May’s reports put Bradley County in a four-way tie for the 16th lowest jobless rate in Tennessee. Bradley shares the mark with Franklin, Loudon and Macon counties.
Bradley County’s jobless increase came in good company. Statewide, the unemployment mark jumped in 88 counties, dropped in five and remained the same in two.
Rates were less than 5 percent in two counties, ranged from 5 to 9.9 percent in 91 counties, and were 10 percent or higher in two counties. No counties reported jobless marks of 20 percent or higher.
The state’s lowest unemployment rates came in Lincoln County, 4.4 percent; Williamson, 4.6; Wilson and Rutherford, 5; Robertson, Cheatham and Sumner, 5.1; Blount and Davidson, 5.2; and Knox, 5.3.
The state’s highest jobless marks were found in Scott County, 12.5 percent; Lauderdale, 10.6; Pickett, 9.9; Wayne, 9.7; McNairy, 9.6; Gibson, 9.5; Hancock, 9.3; Hardeman, 9.1; and Caroll and Haywood, 9.
“On the whole, employment in Bradley County was actually up,” Green stressed. But when commuters lose their jobs — in either direction — it can impact the unemployment numbers for home counties, he added.

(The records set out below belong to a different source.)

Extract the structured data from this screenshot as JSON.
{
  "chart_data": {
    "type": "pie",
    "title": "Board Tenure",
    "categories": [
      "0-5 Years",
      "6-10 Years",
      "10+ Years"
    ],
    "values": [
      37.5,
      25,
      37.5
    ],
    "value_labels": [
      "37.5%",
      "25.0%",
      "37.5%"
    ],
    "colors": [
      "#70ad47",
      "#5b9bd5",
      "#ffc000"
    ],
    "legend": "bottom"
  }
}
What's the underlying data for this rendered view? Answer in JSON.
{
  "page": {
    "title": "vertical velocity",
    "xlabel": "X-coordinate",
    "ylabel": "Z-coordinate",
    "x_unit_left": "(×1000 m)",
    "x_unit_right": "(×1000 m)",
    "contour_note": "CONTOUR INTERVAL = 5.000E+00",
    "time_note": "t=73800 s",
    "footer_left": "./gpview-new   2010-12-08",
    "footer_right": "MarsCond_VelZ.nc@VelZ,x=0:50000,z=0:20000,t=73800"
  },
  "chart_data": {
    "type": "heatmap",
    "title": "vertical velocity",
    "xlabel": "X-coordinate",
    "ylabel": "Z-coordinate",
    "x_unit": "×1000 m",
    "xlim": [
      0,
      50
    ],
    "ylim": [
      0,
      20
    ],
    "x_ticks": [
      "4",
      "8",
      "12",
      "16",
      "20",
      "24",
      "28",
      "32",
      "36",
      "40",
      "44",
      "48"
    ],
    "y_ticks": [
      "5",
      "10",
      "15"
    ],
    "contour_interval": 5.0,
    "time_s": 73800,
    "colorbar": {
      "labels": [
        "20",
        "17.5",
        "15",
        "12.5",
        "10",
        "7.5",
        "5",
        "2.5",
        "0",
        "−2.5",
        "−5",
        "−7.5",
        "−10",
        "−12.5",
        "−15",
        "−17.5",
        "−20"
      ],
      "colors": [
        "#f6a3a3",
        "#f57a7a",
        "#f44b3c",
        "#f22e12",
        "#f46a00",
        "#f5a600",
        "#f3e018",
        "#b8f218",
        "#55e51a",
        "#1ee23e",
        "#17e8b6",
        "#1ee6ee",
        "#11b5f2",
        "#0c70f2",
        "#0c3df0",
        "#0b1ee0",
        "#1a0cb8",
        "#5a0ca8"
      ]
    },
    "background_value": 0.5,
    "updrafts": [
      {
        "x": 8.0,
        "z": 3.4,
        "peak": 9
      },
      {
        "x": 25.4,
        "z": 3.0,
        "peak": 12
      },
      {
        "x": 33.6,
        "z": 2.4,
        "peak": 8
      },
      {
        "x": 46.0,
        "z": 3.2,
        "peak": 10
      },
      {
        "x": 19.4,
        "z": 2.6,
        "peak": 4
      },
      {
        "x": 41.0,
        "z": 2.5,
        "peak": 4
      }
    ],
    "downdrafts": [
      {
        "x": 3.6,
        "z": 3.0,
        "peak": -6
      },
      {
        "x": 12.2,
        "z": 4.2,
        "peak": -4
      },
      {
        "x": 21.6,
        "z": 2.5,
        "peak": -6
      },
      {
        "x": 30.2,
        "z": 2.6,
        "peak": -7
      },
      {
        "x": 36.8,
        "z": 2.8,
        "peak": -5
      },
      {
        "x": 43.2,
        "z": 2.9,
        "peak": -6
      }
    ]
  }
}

Although labor analysts don’t make a habit of predicting the future — it’s a little tricky — Green suggested the June mark could see another small rise. That’s because nonteaching personnel in the Cleveland City and Bradley County school systems who are not 12-month employees will be added to the local unemployment rolls.
“It’s possible the unemployment rate will go up in Bradley County in June,” Green cautioned. “We’ll just have to see if anything offsets [the nonteaching layoffs] such as a surge in hiring.”
If it occurs, such a surge for this time of year most likely would come in construction or tourism.
But overall, Green said of the local unemployment mark, “Bradley County still looks good.”